Few treats call to mind of our travels in Provence more than nougat. We pine for the Calissons and quince paste we so happily devoured during our soujourn. But it’s the nougat de Montélimar we so often sought out at farmers’ markets or in the local pâtisseries that truly spells France for us. Something about the melange of nuts and honey–not to mention the scents of lavender and the nearby Mediterranean–have us feeling très française. Even if all that finger-licking afterwards is a tad gauche.
- ½ cup plus 2 tbsp honey
- 1⅓ cups plus 1 tbsp sugar
- 1 tbsp light corn syrup
- 3 tbsp water
- 1 egg white
- 1½ cups unblanched almonds, toasted
- ¼ cup pistachios
- Line a 9-by-4-inch loaf pan with parchment paper.
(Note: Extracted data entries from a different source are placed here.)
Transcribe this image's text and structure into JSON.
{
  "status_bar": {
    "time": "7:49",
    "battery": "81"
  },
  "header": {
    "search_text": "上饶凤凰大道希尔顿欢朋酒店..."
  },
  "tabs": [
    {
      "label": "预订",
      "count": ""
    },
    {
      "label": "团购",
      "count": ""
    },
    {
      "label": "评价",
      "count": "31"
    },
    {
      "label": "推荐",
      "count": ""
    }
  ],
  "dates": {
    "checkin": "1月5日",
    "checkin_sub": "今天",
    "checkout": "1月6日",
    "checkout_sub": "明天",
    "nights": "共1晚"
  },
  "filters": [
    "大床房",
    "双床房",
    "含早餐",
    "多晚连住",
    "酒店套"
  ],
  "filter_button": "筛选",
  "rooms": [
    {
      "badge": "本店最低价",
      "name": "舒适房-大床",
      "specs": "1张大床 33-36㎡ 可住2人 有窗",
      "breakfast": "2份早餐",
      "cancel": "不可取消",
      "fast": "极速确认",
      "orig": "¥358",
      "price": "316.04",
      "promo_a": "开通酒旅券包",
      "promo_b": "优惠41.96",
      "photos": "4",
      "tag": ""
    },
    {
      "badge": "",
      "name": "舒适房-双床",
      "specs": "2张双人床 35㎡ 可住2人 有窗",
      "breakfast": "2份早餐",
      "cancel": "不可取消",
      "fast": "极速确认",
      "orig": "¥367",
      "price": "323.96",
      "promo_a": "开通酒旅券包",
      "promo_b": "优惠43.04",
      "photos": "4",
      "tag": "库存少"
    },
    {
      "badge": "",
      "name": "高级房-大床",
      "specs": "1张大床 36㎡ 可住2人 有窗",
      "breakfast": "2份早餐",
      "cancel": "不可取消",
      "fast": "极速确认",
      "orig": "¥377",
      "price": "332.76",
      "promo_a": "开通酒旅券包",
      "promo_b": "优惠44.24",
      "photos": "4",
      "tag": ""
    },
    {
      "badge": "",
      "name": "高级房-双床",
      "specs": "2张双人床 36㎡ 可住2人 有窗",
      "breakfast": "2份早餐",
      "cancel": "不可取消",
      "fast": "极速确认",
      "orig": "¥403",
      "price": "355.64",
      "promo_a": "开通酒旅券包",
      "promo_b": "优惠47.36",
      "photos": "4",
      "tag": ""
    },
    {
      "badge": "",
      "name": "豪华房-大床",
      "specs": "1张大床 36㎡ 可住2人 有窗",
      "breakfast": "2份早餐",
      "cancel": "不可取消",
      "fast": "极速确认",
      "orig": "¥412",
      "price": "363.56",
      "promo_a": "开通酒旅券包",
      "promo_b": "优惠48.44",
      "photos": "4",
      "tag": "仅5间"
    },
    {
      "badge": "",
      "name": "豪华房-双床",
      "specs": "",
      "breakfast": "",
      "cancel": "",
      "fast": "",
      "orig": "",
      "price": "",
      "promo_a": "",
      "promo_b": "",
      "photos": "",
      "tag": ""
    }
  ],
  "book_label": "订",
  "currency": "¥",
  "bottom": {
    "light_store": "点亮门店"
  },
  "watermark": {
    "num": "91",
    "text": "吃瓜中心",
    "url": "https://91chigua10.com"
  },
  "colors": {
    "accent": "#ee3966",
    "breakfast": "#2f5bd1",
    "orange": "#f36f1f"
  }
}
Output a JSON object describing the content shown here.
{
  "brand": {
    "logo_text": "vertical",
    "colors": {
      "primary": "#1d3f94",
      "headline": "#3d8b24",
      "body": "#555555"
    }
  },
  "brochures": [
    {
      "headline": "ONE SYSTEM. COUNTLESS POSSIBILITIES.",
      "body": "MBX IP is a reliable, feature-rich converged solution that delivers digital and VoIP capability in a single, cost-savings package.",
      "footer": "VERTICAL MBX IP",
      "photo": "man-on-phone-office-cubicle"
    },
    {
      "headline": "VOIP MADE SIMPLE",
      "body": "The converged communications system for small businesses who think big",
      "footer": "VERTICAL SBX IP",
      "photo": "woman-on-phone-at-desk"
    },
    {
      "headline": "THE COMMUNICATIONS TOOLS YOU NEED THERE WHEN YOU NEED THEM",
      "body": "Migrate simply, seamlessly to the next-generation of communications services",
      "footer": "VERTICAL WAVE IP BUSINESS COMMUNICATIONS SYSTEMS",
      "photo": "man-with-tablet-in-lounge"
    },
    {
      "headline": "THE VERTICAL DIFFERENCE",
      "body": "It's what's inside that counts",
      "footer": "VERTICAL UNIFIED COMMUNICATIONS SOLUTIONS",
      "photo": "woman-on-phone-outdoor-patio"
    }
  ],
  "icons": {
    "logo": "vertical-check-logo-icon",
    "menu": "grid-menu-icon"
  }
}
In a medium saucepan, warm the honey over medium-high heat until it registers 255°F on a candy thermometer. In a separate medium saucepan, combine the 1⅓ cups sugar, corn syrup, and water and cook over medium-high heat until the mixture registers 285°F, swirling occasionally. Meanwhile, in the clean, dry bowl of a stand mixer, whip the egg white and remaining 1 tbsp sugar on low speed with the whisk attachment until foamy. With the mixer running, slowly pour in the warm honey, followed by the hot sugar syrup. Continue beating on low speed for 5 minutes more, until the mixture is lukewarm. Meanwhile, heat the almonds and pistachios in a medium frying pan over medium heat, stirring occasionally, until warm to the touch. To check if the nougat is ready, scoop up a small amount with a spoon and dip it into cold water; it should form a firm ball. Add the warm nuts to the nougat and fold with a spatula until well combined.
- Spoon the nougat into the prepared loaf pan, cover, and allow to cool overnight at room temperature. The next day, remove the nougat from the pan and, with a serrated knife, cut it lengthwise into 6 slices. Wrap each slice in plastic wrap to protect it from humidity. (Store in an airtight container for up to 1 week.)